Using Focus Groups To Inspire Your Next App

Our guest post is written by Anahelena of Zen Labs, creator of the Kid-Capsule family journal app. Anahelena has been brainstorming on what to create for her next title, and discussed ideas with a group of teens from her local high school. This story is a reminder that real input to validate ideas can save us time and money down the line. 

I wanted to see if Kid-Capsule would appeal to teenagers. I thought I could easily take my existing app, perform a few “cosmetic” changes, and launch a new app for a new market. Boy was I wrong! Thankfully, I decided to reach out to a few girls in my local high school. What I found out was that they would take the concept in an entirely different direction. You know what else I found out? That I don’t know anything about teenagers.

My initial plan was to show them the app and see what superficial changes should be made so it would appeal to their age group. After receiving some much needed input from the MWA developer community I decided to mix it up and add a few more items to our session.

Here are a few lessons I learned along the way:

Location, location, location: Pick your venue wisely. It will work better for you and your group if you are in a closed, air conditioned space.

Command attention: Situate yourself in front of your audience where you can see everyone and they can see you. That way you won’t lose their interest. A table could work, but it must be big enough to accommodate everybody comfortably.

Record the session: It would be ideal to take video (or at least audio) of what is being said. The sessions are organic and people spontaneously interject , so it becomes challenging to write every idea down.

Broad ideas: Think about asking broader questions before you dive into specifics of the app. Some sample questions could be:

  • If you had to choose one app or function of your device, what would it be?
  • What are your very favorite apps and why?
  • What makes you decide to actually buy an app?
  • How do you use your device to communicate with friends and family?
  • What would your dream app do? (Imagine there are no limits)

All of these questions are valid for any app focus group because they will give you “feature” ideas.

App Testing: If you want to have them test an existing app, you might have them do it in groups, or you could give the app to a single person and give the rest of the group a written activity or perhaps a “water” break.

Retribution: Some folks pay each attendee. In my case, I bought them each a Frappucino. Every focus group will be different. If you are on a tight budget, I think finding nonprofit community groups and offering a donation could be a good start.

Who else is doing focus groups, and what tips and techniques do you suggest? 

6 thoughts on “Using Focus Groups To Inspire Your Next App”

  1. I think focus groups is a great way to proof-test your own ideas.

    It is challenging however to do such testing on little kids – unless you have your own and they are of the age that you need 🙂

  2. I am a teacher and coming from that background I would suggest that if you have an educational app find some teachers and offer them a free code in exchange for feedback. I have done this frequently. I win because I get a free app and often based on feedback the app gets better for my purposes and the app developer wins because they get suggestions for the price of their app.

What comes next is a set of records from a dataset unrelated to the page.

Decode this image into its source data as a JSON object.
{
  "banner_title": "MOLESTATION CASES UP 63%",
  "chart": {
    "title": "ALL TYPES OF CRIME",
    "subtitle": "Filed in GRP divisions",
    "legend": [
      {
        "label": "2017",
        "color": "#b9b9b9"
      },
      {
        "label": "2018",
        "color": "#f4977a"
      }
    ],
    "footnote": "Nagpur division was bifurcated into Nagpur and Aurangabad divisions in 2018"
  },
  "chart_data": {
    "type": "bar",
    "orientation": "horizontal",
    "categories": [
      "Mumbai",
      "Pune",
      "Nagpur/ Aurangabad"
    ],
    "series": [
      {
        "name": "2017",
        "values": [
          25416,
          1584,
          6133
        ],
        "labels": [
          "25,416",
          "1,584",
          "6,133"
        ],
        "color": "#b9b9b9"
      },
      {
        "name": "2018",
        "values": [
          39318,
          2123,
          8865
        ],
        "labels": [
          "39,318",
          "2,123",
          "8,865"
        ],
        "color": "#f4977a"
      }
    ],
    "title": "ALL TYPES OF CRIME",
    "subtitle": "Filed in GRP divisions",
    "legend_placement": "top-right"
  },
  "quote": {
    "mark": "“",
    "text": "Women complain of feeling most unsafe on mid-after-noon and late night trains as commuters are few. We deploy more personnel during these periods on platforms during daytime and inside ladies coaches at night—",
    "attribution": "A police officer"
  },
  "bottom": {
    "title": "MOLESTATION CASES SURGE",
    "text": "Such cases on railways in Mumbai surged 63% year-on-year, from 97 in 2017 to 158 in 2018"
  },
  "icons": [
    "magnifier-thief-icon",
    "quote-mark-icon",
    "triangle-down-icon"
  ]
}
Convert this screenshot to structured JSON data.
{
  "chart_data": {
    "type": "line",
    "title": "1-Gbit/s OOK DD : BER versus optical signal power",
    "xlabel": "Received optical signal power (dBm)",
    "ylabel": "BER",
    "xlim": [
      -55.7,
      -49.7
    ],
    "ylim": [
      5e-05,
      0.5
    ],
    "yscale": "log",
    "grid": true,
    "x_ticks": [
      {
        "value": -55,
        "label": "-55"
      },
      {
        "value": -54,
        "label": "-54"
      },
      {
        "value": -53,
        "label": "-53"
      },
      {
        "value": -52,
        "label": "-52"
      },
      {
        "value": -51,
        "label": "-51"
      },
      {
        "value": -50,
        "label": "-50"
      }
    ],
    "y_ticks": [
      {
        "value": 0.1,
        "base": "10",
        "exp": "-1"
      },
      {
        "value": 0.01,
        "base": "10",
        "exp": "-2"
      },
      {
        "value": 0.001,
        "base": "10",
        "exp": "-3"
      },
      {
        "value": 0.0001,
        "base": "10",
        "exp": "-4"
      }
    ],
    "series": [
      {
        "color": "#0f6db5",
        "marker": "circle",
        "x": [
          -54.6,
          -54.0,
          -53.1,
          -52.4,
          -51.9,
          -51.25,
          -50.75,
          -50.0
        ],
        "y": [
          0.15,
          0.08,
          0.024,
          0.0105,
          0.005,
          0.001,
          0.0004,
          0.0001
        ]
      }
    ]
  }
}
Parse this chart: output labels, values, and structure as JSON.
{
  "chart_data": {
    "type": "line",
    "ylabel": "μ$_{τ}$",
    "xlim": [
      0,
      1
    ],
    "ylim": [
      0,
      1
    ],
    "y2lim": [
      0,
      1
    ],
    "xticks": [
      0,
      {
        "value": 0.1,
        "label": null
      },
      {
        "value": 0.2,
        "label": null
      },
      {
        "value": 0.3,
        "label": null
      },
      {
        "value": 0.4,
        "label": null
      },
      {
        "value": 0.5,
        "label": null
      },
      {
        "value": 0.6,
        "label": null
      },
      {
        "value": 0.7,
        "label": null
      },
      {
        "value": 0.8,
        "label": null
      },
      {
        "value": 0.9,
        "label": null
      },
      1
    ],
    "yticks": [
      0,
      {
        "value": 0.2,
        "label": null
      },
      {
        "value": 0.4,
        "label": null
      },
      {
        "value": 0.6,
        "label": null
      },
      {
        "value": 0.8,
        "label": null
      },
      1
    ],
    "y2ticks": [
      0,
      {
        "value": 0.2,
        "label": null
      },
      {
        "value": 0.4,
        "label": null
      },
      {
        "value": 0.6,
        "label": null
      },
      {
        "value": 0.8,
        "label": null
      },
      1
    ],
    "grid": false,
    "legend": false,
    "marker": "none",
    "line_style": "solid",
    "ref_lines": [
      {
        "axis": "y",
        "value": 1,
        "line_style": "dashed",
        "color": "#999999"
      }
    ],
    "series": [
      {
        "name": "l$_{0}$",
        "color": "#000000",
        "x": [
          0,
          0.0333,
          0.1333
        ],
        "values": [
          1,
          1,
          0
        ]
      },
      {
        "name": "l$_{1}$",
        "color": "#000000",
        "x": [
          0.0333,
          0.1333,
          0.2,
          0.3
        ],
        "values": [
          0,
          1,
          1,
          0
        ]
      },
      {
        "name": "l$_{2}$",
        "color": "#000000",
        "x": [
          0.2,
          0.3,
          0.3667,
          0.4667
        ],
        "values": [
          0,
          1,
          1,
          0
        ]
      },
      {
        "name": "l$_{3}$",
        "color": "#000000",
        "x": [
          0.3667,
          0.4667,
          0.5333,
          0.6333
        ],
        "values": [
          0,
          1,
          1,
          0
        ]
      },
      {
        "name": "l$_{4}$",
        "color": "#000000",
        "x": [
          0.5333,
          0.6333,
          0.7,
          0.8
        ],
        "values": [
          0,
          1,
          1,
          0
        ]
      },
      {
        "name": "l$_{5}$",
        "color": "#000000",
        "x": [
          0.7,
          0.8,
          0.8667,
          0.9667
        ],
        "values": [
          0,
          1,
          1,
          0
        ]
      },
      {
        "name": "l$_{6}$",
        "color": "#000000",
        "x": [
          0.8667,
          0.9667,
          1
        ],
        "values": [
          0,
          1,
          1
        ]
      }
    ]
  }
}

  3. My “focus group” includes me and my fellow homeschool moms since they will be my end user. Once I get this app mostly worked out, I hope to find other homeschool moms who don’t know me to field test it and tell me what changes they would like. 🙂

  4. GREAT reminder of the importance of getting in from of the customer :-)!

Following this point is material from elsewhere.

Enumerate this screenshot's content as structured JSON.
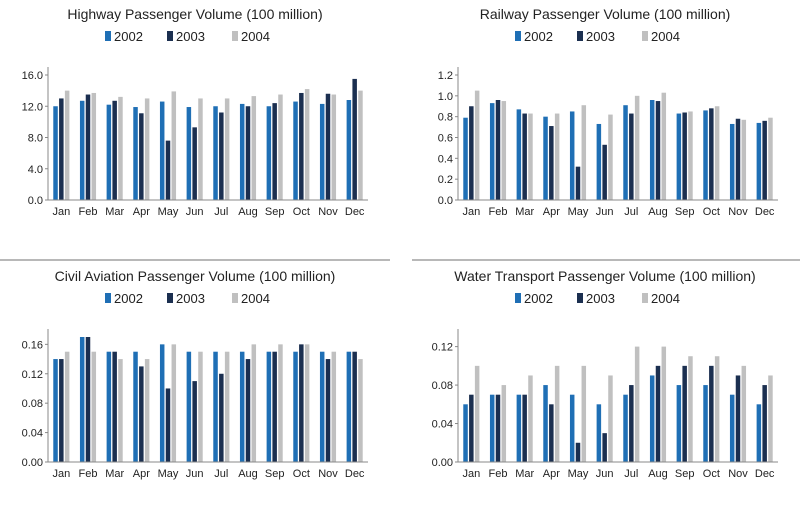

    My challenges include:
    – discovering and setting up the usability event
    – what is a “fair” payment.

    Jennifer – thanks for the thoughts on getting local teachers involved!

    Hmmm…I’m an introvert. Thus having some “intro” would help. Something like = say – a “Hi I’m a member of Moms With Apps. Our passion is to….”

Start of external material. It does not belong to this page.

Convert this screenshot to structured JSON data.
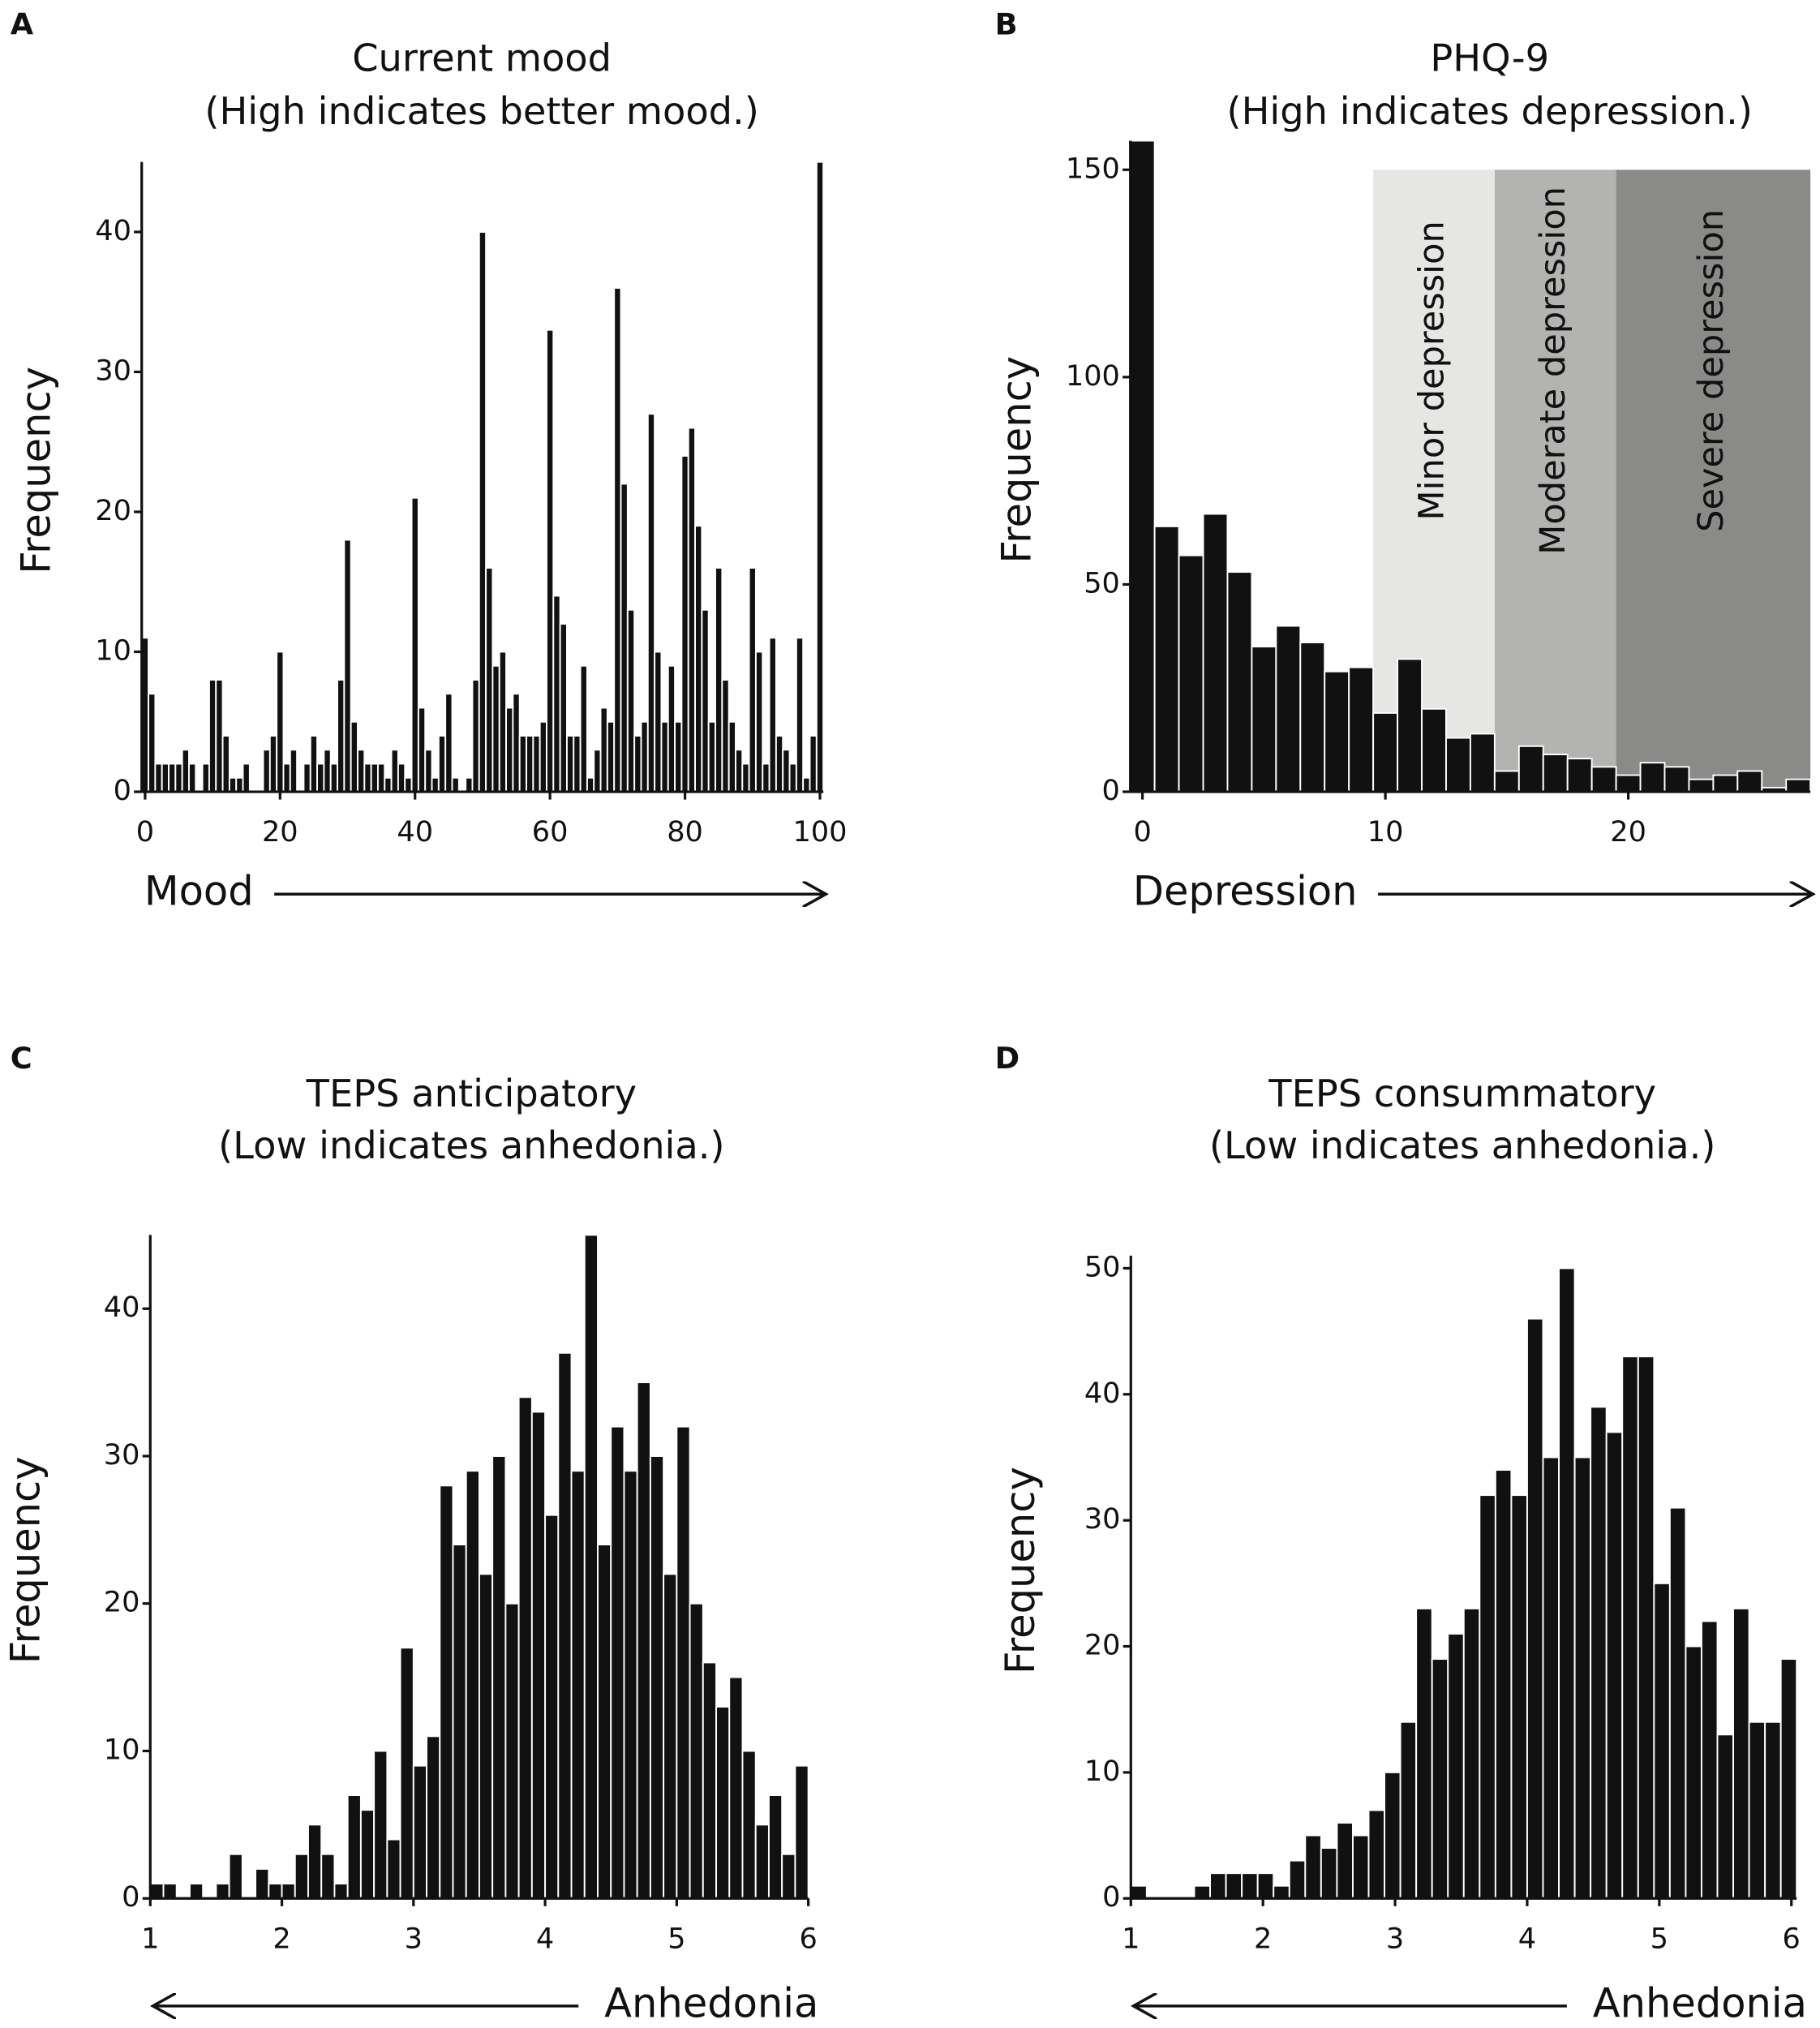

    thank you for sharing your findings.

  5. If you’re doing focus groups with teenagers (or any child, if there parent is not going to be present), I always suggest letting the parents know first – and if you can’t do so beforehand, at least send home a letter explaining who you are and what you were doing with the focus group. My experience is that most people don’t mind at all, but you do want to avoid a situation where they hear about it after the fact and feel they should have been consulted.

    As for younger kids, we’ve been testing our game aimed at preschoolers for a few weeks and I’ve found that the following works the best for testing with young children:
    *A one-on-one situation where a parent/ caregiver is also present. If I happen to be testing siblings I’ll bring another iPad or activity to distract the second child so that each child gets quality time with the app. (I’ve learned the hard way to NEVER take my own kids along!)
    *I find I get my best feedback in the first 15 minutes – so I never try to stretch a session out longer than that. When I child has had enough, they have had enough!

    As a thank-you I like to ‘gift’ the family one or two kids apps through the AppStore (if they have an iPhone or iPad). I choose from my favourites in the MWA network – win for everyone!

  6. This is a great post. Thanks! My problem is that since the programming for my app is done by freelancers abroad – they usually need a specific storyboard to estimate the time and cost for the project and don’t appreciate changing it in the middle ( after showing it to a focus group for example) any one has a solution for that problem?